До всего этого мертвому Завильскому не было ровно никакого дела. Ни мыслей, ни чувств у него не было. Но знай он, какие страшные поминки устроил по нему обер-лейтенант Хартенек, вряд ли отважился бы пошутить на этот счет.

Тысячи жертв пали над его могилой: старики, мужчины, женщины, дети. Ослов, овец, свиней, кур разнесло в клочья. А тысячи раненых, среди них младенцы и беременные, метались на соломенных матрацах во временных госпиталях, стонали от боли и взывали к богу: «Прости, господи, врагам нашим». Деревня Герника, знаменитая тем, что простояла на свете тысячу лет, со всеми домами, церквами и садами была превращена в кучу смрадного пепла.

Маленькому лейтенанту Завильскому, молча и теперь уже безо всяких мыслей лежавшему в темном цинковом гробу, не нужно было просить прощения за горе, причиненное его смертью. Весь этот фейерверк, как он назвал бы его, был устроен не в его честь. Он просто подогрел остывшее тщеславие другого.

В каюте капитана на столе лежал список пассажиров. Капитан посматривал на часы. Оставался час времени, чтобы заполнить три свободных места в списке.

Он поспешил на мостик. Порт тонул в дыму и шуме. Капитан вдохнул и быстро выдохнул воздух: в порту воняло дохлой рыбой, гниющими водорослями, отработанным маслом, дешевым углем и человеческим потом. Капитан соскучился по свежему, соленому, морскому воздуху.

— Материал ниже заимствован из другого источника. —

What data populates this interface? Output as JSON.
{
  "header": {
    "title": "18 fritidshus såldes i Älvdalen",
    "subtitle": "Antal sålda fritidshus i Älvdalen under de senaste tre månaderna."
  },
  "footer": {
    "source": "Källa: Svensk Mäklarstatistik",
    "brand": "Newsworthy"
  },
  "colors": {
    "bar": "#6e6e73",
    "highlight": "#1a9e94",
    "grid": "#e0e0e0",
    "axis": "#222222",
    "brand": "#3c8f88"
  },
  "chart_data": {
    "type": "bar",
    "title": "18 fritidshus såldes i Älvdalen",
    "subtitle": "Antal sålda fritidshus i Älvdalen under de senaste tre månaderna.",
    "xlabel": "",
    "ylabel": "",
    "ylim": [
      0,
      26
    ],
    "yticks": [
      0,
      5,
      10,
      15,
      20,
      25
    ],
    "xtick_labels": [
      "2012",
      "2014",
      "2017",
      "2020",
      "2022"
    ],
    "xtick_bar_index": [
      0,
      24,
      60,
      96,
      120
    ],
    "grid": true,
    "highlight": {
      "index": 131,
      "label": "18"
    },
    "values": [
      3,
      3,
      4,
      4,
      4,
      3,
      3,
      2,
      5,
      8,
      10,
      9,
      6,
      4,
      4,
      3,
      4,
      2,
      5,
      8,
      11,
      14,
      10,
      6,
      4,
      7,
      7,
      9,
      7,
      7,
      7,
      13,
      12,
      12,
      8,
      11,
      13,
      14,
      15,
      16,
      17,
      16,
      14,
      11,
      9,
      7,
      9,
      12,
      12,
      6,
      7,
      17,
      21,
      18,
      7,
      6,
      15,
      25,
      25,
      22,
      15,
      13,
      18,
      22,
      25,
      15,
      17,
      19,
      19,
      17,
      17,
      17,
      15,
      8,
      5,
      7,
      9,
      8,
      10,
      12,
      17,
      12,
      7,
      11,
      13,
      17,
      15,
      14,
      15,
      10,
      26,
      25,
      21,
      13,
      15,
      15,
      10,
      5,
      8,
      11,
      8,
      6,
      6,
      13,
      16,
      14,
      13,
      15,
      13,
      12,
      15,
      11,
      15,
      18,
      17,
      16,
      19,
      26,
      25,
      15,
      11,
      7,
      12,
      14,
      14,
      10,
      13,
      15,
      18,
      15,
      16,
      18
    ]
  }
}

По трапу поднялись трое. Выглядели они так, будто, страдая отсутствием вкуса, нарядились на маскарад. У двоих, что стояли справа и слева от третьего, головы были чисто выбриты и словно отполированы, и только на лбу и затылке росли венчики из редких волос. Одеты они были в белые халаты и длинные белые брюки, наподобие тех, что носят мясники или санитары, а поверх напялили на себя темные грязноватые сутаны. То были послушники мужского монастыря Святого Духа в Виттории. Глядя на человека, которого они вели посередине, стоявший у трапа матрос Кристиан подумал: «Вот еще один, этот и вовсе без рук». И только когда они подошли поближе, он понял, что ошибся, ибо у шагавшего посередине руки были, но они тонули в длинных рукавах, которые сперва завязали сзади, а потом обмотали вокруг туловища. «Смирительная рубашка», — догадался матрос. Раньше он читал об этом в какой-то книге, но еще ни разу не видел подобной штуки. Ему стало не по себе, когда оба послушника сунули ему под нос бумагу и потребовали расписаться. Он посмотрел на мостик, где стоял капитан. Тот сердито прокричал, что на борту есть врач, пусть-де тот и беспокоится. Вскоре появился врач. Сказав, что все в порядке, он подписал бумагу. Тогда оба одетых в черно-белое монаха принялись стягивать с умалишенного смирительную рубашку. Стоявший у поручней матрос испугался. И у судового врача тоже возникли сомнения, но оба санитара заверили, что больной совершенно неопасен. Эта процедура привлекла внимание нескольких свободных от вахты кочегаров и двух или трех матросов, обступивших его.